Vale il ribaltamento del teorema pasoliniano: io so, io ho pure le prove, ma non posso trarne nessuna conclusione. Se solo pensiamo a cosa è stata capace di fare la magistratura nel caso del militare Stefano Paternò: constatarne la morte, attribuita senza margine di dubbio al vaccino (sono conclusioni squisitamente giudiziarie, non sillogismi o illazioni, riportate in sentenza), e conseguente assoluzione di tutti i soggetti coinvolti. La nostra imprevedibile, effervescente magistratura, inoltre, è la stessa che un potente non lo manda mai a fondo, però può metterlo fuori causa se si allarga troppo: l’ineffabile Mimmo Lucano aveva instaurato una sorta di minuscolo feudo o regno personale a Riace, si era esaltato, puntava allo sbarco in grande stile in politica: lo hanno preso, rivoltato, accusato della qualunque, gli hanno dato 13 anni in primo grado e poi, incredibilmente, assolto in modo pressoché totale in appello. Riabilitato ma neutralizzato. Così regola le cose il Pd, che comunque la sua matrice, la sua tradizione stalinista non la perde mai perché fa parte del suo corredo genetico.

Adesso, tornando al caso Soumahoro, uno non sa cosa pensare, o meglio cosa pensare lo sa, è inevitabile: il caso tipico di malavita applicata al “sociale”, i neri come carne da macello, i disgraziati a dormire sulle scale, i benefattori a fare il giro delle boutique di via Condotti, a razzolare premi e riconoscimenti dalla Boldrini, a farsi scrivere addosso dal compagno Saviano. Ma poi, che succede? Fino a quando reggerà questa ipotesi accusatoria? Oggi mama Africa e lady Gucci stanno ai domiciliari, insieme a un altro figlio della santona, quella che apparentemente dirigeva l’ambaradan; il compagno Abou, che già aveva scaricato entrambe, catafratto com’è ad ogni imbarazzo ha mollato i vecchi sodali e si è intruppato nel gruppo misto, dove continua a percepire lo stipendio da parlamentare, il che va oltre il grottesco, non rinunciando a millantarsi per la causa degli ultimi: dove c’è un’occasione di demagogia, questo influencer dei nostri stivali si fionda.
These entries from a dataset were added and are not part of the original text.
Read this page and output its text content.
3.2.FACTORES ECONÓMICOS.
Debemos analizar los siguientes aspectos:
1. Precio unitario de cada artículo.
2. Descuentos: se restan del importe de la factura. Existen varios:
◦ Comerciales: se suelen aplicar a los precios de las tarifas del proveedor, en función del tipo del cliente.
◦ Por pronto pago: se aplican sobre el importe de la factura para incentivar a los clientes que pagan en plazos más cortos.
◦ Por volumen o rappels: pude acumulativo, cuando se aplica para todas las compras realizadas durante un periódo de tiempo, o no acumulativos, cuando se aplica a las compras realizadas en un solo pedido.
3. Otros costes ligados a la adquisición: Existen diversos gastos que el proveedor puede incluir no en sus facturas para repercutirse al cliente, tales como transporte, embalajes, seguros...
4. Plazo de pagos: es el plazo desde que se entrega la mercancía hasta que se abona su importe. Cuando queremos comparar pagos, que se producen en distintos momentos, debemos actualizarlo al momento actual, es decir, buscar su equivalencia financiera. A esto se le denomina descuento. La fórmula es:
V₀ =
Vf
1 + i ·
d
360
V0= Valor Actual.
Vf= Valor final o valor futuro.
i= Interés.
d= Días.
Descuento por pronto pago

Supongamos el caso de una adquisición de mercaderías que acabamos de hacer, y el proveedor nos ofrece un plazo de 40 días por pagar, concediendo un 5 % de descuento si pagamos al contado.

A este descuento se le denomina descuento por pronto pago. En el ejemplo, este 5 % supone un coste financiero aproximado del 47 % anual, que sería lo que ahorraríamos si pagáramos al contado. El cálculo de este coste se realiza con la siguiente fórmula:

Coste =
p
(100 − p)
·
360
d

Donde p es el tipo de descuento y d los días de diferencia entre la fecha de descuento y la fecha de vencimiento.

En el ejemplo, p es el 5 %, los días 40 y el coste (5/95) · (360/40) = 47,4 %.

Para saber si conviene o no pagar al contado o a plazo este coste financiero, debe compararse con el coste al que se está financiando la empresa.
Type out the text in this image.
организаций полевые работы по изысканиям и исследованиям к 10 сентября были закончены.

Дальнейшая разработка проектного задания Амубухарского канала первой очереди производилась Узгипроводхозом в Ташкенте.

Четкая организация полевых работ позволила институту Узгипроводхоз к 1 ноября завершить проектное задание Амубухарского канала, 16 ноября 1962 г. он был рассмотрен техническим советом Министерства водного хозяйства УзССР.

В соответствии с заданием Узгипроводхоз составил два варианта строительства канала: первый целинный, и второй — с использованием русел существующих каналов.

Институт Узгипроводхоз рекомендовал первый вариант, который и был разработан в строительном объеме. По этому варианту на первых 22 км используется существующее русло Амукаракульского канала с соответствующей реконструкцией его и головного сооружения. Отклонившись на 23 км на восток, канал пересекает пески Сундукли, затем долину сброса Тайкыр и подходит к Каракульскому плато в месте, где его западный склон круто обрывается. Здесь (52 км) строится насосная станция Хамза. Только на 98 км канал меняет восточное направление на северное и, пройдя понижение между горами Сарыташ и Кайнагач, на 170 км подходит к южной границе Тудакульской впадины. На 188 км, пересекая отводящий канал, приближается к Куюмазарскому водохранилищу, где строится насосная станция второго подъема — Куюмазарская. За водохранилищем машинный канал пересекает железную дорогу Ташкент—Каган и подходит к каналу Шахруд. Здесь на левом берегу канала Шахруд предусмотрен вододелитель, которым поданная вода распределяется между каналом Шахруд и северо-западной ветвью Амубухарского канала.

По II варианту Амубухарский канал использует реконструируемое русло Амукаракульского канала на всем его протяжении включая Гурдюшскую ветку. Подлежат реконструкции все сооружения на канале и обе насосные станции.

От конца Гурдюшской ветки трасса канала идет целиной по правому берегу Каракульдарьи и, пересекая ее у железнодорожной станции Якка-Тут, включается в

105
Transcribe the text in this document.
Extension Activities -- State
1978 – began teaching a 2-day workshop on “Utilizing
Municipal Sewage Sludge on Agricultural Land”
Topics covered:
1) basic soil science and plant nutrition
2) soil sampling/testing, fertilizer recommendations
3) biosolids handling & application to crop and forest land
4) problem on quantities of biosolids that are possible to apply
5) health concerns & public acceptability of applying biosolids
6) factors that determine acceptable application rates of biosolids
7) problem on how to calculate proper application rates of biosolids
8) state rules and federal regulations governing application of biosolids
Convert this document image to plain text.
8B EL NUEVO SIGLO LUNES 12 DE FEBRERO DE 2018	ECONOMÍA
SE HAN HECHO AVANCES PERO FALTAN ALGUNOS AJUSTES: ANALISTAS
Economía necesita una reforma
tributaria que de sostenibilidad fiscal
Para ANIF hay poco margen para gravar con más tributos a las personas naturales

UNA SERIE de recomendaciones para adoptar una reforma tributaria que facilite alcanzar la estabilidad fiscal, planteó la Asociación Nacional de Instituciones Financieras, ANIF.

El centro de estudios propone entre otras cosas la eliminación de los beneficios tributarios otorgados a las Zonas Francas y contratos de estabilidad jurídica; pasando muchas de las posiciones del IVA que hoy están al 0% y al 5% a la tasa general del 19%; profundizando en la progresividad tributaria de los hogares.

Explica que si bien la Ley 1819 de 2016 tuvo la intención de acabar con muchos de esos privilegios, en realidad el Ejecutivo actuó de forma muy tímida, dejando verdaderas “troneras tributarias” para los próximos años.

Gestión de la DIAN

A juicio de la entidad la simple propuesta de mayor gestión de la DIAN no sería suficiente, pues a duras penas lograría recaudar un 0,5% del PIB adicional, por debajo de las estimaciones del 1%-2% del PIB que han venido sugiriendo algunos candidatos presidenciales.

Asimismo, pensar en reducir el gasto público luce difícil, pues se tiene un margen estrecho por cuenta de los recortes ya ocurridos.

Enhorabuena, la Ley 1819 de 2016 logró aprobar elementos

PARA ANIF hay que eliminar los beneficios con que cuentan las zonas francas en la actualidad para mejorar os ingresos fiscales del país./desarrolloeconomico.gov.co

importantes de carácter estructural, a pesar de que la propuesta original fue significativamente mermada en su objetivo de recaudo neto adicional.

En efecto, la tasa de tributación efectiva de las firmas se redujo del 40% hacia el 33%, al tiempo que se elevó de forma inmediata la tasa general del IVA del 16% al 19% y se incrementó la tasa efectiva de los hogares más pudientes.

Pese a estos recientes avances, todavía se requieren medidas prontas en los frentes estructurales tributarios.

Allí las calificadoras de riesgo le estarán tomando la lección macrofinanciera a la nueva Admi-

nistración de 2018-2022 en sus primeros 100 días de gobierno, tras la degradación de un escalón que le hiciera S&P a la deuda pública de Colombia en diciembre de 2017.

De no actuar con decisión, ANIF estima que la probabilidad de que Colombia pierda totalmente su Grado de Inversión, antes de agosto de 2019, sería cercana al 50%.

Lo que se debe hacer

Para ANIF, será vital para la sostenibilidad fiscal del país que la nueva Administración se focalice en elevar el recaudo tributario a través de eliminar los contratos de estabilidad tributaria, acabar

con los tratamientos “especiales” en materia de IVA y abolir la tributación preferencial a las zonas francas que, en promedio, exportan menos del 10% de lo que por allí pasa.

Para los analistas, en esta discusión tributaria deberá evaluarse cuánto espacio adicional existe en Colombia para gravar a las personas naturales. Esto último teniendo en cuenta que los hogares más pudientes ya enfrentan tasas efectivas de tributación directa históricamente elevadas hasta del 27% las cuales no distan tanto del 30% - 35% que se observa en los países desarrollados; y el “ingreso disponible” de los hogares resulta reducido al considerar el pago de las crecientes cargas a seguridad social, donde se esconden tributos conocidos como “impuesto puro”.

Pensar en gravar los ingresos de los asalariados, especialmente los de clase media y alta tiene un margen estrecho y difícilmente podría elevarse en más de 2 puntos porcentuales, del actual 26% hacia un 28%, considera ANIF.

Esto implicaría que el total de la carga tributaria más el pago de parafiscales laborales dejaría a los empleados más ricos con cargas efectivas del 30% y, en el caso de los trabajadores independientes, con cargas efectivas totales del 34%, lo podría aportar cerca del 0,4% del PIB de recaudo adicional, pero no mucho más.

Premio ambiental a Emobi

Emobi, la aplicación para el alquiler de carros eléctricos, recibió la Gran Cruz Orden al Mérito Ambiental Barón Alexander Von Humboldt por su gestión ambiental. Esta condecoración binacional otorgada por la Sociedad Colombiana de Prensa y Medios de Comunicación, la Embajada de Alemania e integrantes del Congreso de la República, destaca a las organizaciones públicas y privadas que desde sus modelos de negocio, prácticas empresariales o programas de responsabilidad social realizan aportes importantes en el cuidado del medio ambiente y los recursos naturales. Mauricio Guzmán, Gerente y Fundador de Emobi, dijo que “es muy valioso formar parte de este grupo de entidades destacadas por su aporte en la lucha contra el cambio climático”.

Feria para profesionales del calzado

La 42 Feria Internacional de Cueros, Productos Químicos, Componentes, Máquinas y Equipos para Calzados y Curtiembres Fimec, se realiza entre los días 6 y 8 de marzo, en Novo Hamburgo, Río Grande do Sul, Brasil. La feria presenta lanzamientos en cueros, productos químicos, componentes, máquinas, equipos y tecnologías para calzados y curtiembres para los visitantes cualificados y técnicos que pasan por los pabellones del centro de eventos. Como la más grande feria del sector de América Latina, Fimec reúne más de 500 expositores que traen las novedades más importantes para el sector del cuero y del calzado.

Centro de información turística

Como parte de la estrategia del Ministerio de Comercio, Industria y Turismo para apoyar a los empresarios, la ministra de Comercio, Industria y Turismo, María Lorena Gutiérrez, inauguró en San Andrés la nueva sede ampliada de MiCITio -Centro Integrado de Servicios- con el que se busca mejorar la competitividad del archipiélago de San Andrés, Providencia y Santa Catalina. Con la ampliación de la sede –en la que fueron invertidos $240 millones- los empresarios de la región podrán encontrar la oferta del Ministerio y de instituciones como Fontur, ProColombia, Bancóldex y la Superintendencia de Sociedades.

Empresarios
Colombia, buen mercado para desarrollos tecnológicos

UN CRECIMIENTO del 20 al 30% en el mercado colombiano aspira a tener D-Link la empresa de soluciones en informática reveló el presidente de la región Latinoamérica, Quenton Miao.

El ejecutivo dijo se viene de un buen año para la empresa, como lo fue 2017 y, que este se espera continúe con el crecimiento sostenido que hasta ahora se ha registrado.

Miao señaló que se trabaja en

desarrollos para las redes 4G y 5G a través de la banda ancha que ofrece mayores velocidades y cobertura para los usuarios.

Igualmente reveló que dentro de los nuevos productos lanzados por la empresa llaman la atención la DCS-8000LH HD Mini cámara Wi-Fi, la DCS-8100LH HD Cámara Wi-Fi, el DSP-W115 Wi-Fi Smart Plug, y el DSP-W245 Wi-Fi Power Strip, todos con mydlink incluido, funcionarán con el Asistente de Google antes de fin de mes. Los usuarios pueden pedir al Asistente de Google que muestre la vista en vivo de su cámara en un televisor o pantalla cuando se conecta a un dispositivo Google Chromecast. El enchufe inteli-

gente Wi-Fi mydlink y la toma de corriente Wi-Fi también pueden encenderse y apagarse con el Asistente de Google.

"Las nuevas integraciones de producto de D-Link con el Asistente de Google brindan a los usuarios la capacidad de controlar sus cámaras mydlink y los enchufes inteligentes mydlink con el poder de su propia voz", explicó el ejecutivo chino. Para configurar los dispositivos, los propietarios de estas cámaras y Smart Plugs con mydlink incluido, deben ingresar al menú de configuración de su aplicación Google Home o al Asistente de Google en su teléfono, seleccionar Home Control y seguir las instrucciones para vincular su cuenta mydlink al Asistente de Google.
Ma che gli vuoi dire? Personalmente Soumahoro non è mai neppure stato sfiorato dalle indagini. Tutto il clan, a prescindere, appare come insopportabile, le loro balle, le giustificazioni di comodo, il vittimismo etnico, sono roba che offende l’intelligenza prima ancora che la decenza. Eppure non possiamo andare oltre questo. Non possiamo dire che se lo meritano. Non possiamo considerarli colpevoli. Non possiamo confidare nell’evidenza delle bancarotte, degli ammanchi, dei reinvestimenti africani ed europei, dei sopralluoghi di polizia e di qualche deputata sconcertata, delle testimonianze dei truffati, tutti incazzati (e) neri. L’apparente evidenza non ci basta. Dobbiamo solo aspettare come minimo tre gradi di giudizio. Augurandoci, e questo è davvero paradossale, che la giustizia sia effettivamente la stessa per tutti e non faccia sconti in base al colore. Politico e della pelle.